Retrospective Film Review: Stephen Frears’ Philomena

Not since The Queen in 2006 has Stephen Frears made such a dignified and rather magnificent film. His film, but indicatively a personal project of Steve Coogan’s, addresses the ethically murky practice employed by the Catholic Church during the 1950s in Ireland whereby a county convent in Tipperary took in young mothers and their illicit children, before selling their progeny off to visiting Americans in search of adoptees.

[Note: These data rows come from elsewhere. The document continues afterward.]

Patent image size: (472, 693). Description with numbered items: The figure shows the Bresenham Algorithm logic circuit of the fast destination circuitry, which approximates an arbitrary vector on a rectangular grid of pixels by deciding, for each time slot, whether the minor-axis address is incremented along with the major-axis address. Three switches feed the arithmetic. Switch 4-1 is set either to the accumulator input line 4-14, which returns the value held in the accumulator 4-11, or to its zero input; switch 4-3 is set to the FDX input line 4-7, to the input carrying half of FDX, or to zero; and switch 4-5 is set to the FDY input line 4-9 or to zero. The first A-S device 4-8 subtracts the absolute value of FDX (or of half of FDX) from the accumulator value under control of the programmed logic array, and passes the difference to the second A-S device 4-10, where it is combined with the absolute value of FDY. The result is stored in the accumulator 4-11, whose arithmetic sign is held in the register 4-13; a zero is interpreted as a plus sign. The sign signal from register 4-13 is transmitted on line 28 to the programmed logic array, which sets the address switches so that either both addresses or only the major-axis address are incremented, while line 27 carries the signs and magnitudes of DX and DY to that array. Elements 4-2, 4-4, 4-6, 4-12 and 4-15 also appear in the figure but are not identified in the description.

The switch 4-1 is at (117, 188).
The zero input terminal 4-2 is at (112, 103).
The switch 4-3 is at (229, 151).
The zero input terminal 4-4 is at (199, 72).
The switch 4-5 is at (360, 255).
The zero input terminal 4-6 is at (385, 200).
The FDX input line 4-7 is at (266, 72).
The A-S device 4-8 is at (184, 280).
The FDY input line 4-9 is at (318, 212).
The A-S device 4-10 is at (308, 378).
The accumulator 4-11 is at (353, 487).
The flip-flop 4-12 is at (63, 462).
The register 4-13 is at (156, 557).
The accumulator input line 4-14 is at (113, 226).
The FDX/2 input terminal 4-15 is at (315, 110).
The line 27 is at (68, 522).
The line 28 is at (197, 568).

The film follows one of these mothers, Philomena Lee (a predictably faultless and gentle portrayal by Judi Dench) and her chance encounter with journalist and broadcaster Martin Sixsmith (Coogan), who resolves to try something new (“what we call a Human Interest story”) following his dismissal from Number 10. Irrespective of the outcome of his investigative efforts on Philomena’s behalf (his editor simply tells him to list the “goodies” and “baddies”), it’s a guaranteed winner of a story for Sixsmith, one that may be spun any which way and still incur massive readership. It’s a particularly wry choice of a role for Coogan, a man who has been singularly vocal in his displeasure for tabloid hackery and journalistic malfeasance, knowledge that gives his tropey sapere aude role an added weight and depth.

The pairing of Coogan and Dench also reminds one of Michael Winterbottom’s The Trip (Rob Brydon’s Season Three replacement Michael?), and the couple’s gradual melting of suspicions and slow budding of affection for one another is delicately and sensitively orchestrated.

For me though, it was particularly satisfying to find such a potentially ungainly clash between the sobriety of the lost child storyline and affable humour mesh with such consonance. It wouldn’t be hyperbolic to offer that this is British filmmaking at one of its many finest levels – winsome, unshowy, and quietly resonant.